No Butantã, Zona Oeste, a programação começa às 14h com o grupo Samba Rock Santo Amaro formado por alunos de uma oficina realizada na própria Casa de Cultura. Na sequência, às 15h20, o grupo “Eu soul sambarock” relembra os bailes das periferias de São Paulo desde a década de 1960. Às 16h, a banda Sandália de Prata apresenta seu novo disco, “Maloqueiro e Elegante”. O encerramento fica com a cantora Paula Lima, às 18h. Com foco no samba-rock, o repertório traz canções como “Mil estrelas” e “Meu guarda-chuva”.

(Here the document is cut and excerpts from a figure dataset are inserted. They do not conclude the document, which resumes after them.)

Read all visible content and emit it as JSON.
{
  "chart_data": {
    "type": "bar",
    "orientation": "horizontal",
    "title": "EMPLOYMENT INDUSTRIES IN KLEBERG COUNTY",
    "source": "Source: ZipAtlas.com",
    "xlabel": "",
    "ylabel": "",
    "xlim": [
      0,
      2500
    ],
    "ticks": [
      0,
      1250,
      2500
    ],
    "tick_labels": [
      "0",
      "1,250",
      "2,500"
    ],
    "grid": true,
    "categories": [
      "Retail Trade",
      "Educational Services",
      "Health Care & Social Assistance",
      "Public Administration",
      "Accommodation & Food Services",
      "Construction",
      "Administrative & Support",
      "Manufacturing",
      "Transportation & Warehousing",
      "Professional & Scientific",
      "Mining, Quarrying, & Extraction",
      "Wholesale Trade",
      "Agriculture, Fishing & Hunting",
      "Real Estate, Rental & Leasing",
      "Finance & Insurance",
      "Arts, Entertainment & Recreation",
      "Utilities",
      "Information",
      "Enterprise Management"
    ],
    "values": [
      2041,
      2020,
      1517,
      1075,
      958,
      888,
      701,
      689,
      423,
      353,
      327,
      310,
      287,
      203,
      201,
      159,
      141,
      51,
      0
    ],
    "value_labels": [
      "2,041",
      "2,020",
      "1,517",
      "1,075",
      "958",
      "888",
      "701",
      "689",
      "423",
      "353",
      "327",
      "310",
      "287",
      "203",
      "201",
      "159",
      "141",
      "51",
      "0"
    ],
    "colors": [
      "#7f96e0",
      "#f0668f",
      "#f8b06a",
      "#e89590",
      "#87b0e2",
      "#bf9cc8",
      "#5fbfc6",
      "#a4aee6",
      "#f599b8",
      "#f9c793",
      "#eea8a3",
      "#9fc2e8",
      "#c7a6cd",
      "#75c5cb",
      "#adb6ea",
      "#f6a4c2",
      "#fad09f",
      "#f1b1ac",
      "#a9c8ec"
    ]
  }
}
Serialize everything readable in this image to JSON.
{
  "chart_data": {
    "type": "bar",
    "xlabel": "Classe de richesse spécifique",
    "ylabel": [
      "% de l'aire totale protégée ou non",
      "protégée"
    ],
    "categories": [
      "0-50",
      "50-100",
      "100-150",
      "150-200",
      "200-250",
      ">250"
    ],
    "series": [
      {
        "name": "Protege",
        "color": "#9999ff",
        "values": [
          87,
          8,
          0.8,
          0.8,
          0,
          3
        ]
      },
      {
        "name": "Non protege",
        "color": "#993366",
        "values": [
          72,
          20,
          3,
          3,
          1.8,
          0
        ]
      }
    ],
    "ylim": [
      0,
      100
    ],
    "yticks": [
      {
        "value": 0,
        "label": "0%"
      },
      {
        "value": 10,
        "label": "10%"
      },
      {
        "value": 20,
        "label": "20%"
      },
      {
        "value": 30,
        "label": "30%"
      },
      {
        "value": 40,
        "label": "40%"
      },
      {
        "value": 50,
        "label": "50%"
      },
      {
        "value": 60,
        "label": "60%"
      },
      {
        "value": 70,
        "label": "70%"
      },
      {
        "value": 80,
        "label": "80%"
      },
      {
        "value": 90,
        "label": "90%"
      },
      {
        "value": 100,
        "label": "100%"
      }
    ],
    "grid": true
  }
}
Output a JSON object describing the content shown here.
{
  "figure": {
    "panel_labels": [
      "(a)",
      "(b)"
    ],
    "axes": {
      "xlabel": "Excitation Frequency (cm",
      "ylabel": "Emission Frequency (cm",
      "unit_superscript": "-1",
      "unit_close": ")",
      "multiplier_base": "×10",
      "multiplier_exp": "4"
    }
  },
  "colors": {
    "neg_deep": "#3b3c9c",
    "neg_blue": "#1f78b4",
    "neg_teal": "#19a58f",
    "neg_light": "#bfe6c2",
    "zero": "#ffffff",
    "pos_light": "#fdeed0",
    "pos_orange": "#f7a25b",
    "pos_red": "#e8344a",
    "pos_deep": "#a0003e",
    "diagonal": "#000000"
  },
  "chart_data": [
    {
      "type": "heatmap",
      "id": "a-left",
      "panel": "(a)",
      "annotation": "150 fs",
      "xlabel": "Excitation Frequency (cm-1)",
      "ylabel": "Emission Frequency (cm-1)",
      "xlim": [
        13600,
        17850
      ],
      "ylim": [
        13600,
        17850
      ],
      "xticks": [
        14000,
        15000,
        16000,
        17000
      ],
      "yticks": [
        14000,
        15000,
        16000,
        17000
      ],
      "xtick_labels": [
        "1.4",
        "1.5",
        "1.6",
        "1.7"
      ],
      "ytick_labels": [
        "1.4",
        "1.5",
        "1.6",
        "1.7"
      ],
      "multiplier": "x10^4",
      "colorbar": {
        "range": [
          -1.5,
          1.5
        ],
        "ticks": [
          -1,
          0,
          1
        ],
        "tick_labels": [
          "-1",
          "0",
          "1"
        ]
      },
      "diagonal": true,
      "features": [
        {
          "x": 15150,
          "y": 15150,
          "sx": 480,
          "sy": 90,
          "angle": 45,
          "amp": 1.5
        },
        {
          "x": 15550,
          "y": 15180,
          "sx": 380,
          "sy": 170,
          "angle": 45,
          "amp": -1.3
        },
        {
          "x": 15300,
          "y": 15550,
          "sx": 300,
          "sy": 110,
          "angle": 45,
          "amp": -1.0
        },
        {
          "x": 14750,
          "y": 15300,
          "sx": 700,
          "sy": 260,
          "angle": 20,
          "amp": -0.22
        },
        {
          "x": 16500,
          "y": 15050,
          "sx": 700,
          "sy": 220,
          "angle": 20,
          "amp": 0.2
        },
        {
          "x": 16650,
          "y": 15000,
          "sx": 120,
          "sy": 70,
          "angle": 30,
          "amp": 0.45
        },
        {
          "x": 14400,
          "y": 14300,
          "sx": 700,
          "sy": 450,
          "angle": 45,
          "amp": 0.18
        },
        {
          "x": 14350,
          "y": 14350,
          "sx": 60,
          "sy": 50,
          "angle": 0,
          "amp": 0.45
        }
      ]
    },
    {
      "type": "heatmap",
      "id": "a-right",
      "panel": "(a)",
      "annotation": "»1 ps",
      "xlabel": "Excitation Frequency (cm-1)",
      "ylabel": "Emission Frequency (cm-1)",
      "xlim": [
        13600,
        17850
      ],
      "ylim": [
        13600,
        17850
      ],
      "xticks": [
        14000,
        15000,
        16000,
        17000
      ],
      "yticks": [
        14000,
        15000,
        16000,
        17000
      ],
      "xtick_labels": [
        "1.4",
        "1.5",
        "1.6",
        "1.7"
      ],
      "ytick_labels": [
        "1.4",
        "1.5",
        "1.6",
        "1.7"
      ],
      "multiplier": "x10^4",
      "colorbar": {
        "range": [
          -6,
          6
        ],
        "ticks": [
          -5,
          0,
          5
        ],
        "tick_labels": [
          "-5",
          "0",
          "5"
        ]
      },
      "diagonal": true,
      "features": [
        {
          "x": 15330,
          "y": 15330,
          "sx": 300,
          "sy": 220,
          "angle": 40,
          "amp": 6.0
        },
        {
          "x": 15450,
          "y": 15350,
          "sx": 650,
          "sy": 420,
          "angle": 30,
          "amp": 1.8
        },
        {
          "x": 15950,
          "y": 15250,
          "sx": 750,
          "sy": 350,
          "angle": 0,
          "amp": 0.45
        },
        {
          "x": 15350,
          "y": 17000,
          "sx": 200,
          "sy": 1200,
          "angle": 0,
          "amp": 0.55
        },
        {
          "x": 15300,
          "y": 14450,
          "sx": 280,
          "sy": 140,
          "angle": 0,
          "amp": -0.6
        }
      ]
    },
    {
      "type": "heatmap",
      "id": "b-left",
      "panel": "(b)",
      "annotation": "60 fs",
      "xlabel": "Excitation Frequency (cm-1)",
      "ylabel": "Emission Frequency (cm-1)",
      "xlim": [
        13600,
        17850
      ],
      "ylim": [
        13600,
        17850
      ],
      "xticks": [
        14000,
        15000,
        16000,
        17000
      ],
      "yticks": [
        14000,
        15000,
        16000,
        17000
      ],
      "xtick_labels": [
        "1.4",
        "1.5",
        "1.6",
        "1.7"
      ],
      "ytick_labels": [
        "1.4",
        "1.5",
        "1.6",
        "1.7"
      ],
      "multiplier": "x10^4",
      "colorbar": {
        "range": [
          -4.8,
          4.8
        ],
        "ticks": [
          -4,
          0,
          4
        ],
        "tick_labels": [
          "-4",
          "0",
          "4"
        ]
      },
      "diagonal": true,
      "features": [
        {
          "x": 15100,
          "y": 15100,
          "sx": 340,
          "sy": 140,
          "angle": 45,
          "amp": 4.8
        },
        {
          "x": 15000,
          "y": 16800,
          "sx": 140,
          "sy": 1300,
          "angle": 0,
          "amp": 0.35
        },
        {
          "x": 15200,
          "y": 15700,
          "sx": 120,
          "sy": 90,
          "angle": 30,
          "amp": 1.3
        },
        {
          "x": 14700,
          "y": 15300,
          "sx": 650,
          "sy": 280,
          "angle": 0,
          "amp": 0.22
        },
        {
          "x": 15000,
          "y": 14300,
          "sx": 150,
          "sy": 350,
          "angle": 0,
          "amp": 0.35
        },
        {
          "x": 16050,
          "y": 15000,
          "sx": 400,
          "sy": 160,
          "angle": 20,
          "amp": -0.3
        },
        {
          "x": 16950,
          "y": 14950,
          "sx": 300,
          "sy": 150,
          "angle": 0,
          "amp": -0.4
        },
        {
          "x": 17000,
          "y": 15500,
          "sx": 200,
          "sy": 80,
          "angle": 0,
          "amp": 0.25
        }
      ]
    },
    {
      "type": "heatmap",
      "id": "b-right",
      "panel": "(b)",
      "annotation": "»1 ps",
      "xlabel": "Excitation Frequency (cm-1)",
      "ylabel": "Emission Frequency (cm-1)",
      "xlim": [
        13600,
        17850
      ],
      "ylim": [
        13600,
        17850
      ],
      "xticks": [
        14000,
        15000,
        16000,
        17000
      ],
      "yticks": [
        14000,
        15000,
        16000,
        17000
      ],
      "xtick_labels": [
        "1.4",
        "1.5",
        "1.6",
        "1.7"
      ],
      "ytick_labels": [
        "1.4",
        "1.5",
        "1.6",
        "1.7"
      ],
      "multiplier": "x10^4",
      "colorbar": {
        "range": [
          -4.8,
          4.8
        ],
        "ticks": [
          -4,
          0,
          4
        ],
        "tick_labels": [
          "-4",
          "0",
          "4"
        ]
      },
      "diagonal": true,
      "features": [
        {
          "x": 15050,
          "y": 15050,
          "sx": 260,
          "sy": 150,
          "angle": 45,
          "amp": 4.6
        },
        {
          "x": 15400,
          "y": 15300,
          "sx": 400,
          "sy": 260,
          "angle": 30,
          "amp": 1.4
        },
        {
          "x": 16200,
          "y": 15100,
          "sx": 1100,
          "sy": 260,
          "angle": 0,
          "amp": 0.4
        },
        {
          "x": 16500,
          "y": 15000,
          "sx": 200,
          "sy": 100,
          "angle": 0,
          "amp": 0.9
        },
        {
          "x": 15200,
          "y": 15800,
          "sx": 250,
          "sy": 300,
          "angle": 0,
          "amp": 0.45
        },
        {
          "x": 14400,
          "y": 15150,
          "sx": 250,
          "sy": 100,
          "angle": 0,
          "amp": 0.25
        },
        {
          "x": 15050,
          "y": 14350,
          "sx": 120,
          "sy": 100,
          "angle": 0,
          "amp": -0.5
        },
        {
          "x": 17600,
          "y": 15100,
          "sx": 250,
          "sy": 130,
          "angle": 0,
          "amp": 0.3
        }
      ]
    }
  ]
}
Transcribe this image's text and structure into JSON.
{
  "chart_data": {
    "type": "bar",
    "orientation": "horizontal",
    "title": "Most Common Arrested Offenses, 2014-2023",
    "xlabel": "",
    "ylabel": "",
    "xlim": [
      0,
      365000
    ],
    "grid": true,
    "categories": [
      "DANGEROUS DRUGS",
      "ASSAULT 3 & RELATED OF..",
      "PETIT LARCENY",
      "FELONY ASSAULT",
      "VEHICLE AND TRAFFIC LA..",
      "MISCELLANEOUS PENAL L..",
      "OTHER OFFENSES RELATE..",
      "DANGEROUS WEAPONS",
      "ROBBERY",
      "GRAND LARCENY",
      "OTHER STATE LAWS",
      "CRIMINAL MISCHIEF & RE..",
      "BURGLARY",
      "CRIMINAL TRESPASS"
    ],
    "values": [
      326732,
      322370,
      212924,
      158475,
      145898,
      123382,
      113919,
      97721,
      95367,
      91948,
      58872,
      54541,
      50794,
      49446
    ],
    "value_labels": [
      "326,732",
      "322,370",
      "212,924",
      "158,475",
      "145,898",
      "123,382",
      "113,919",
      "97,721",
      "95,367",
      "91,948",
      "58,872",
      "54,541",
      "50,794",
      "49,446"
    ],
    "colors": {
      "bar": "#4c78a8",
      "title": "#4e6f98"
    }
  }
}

Ainda na Zona Oeste, no Centro Cultural Tendal da Lapa, às 19h, o cantor Marcelo Jeneci apresenta seu novo disco, “Guaia”, voltando às origens ao homenagear o bairro em que cresceu, Guaianazes. Para apresentar o terceiro álbum, Marcelo Jeneci (voz, sanfona e teclados) sobe no palco acompanhado por Rafa Cunha (bateria e samplers). No repertório, seus maiores sucessos e as novas canções “Aí Sim”, “Oxente” e “Redenção”, entre outras.

Zona Sul

O samba dá o tom da programação do M’Boi Mirim, na Zona Sul. A partir das 18h, a programação começa com a Equipe Black Mad, grupo fundado por Mauricio Black Mad e que traz uma apresentação de dança e música em ritmos como soul music e funk. Na sequência, às 20h, será a vez de Rodriguinho, ex-vocalista do grupo Travessos, que apresenta a turnê “30 anos, 30 sucessos”. Neste show, ele relembra canções que fizeram sucesso no grupo como “Tô te filmando (Sorria)” e “Quando a gente ama”. Quem encerra as apresentações neste palco é o grupo de samba Art Popular, às 21h. Músicas como “Pimpolho” e “Fricote” estarão no repertório.